Outre cette problématique capacitaire, Olivier Véran a déclaré vouloir mettre fin «au mercenariat» et «aux abus» de l’intérim médical, en bloquant «toute rémunération qui va au-delà du plafond réglementaire». Mais il a surtout indiqué qu’il souhaitait «accélérer la réduction de la part de la T2A» dans le financement des hôpitaux, appelée communément «tarification à l’activité». Instaurée en 2004, la T2A rémunère les établissements en fonction des actes médicaux qu’ils réalisent. Cette tarification est vivement critiquée pour entraîner une «course au volume» et favoriser les activités rémunératrices (les interventions chirurgicales, par exemple) au détriment des missions plus sommaires mais essentielles au service public. Le ministre entend «expérimenter un modèle mixte de financement des activités hospitalières» pour amoindrir l’ascendant de la T2A dans le mode de financement.

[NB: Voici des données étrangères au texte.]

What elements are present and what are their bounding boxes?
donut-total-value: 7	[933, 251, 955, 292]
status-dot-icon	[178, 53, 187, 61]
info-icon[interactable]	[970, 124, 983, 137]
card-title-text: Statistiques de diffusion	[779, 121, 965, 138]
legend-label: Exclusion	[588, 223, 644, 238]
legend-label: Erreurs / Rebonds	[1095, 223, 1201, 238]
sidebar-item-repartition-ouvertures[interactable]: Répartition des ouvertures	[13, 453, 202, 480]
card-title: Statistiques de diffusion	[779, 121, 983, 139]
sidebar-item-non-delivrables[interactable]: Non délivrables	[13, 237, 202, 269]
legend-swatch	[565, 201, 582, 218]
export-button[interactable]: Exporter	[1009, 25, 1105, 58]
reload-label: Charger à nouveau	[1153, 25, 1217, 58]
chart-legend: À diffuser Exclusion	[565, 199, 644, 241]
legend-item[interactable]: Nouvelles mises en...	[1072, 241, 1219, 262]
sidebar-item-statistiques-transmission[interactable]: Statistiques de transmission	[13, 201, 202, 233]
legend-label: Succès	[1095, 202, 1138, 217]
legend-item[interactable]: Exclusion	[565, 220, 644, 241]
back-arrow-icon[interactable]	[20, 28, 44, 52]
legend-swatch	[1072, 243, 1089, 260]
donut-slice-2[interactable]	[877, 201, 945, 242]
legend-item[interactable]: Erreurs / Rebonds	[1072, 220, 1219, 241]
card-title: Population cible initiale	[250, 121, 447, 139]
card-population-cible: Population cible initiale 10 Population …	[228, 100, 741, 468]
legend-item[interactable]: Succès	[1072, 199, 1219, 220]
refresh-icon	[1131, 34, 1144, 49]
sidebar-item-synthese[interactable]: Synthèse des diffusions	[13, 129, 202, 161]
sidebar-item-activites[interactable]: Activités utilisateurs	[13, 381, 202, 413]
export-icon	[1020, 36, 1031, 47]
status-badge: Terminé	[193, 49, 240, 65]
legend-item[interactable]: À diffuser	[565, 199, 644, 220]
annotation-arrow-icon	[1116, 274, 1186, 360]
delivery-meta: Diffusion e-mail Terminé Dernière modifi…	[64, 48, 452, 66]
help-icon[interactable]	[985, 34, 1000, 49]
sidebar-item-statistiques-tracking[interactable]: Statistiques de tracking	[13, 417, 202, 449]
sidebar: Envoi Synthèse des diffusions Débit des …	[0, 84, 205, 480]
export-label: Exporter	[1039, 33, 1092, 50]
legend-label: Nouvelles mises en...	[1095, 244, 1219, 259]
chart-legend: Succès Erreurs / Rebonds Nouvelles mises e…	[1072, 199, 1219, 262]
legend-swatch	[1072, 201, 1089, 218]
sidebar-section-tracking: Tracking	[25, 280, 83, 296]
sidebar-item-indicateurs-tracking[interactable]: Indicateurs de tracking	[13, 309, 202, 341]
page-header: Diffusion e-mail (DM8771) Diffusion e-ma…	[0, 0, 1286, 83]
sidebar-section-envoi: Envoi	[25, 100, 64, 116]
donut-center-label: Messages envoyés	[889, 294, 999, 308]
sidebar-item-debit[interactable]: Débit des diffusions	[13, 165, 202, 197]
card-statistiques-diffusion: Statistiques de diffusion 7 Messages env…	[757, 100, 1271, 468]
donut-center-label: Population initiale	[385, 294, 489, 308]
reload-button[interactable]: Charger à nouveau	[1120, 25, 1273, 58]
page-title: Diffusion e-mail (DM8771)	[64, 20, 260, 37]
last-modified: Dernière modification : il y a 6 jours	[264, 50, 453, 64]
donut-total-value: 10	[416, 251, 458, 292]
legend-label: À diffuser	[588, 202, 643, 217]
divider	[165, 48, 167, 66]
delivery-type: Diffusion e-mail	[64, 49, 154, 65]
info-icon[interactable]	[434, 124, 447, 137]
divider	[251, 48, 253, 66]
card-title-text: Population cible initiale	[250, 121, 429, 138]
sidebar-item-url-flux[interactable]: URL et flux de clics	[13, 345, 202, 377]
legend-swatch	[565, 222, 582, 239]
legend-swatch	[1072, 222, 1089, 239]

Autres projets présentés : la «lutte contre les inégalités de santé» dotée de 100 millions d’euros «pour aller vers les plus exclus» - sans qu’on sache encore quel sera le rôle exact des médecins de ville, qui doivent encore négocier avec le ministre à la rentrée (lire ci-contre) -, la «transition écologique» à l’hôpital et dans les structures médico-sociales (le ministre dit vouloir dès 2021 «réduire les coûts de gestion des déchets et le gâchis alimentaire» et «mettre fin au plastique à usage unique»), «l’autonomie plus large» accordée aux équipes de soignants au sein de leur établissement (qui devrait faire l’objet de «mesures législatives» dans les mois à venir), «le développement de la télésanté» partout et pour tous, la prise en charge médicale «minimale et garantie» des personnes en perte d’autonomie… Pour un bon nombre de ces mesures, ni le calendrier, ni le financement, ni le mode d’emploi pratique ne sont encore fixés. «La clé de la réussite du Ségur réside dans l’exécution des décisions. Ce n’est pas le plus facile et le plus assuré», a tenu à souligner Nicole Notat. Olivier Véran, lui, s’est voulu rassurant : «Ce n’est pas la dernière ligne du Ségur, mais c’est une ligne nouvelle, qui devra désormais vivre pour être pleinement concrétisée […]. Le temps n’est plus à l’incantation mais à la mise en œuvre.» Le monde de la santé n’attend que ça.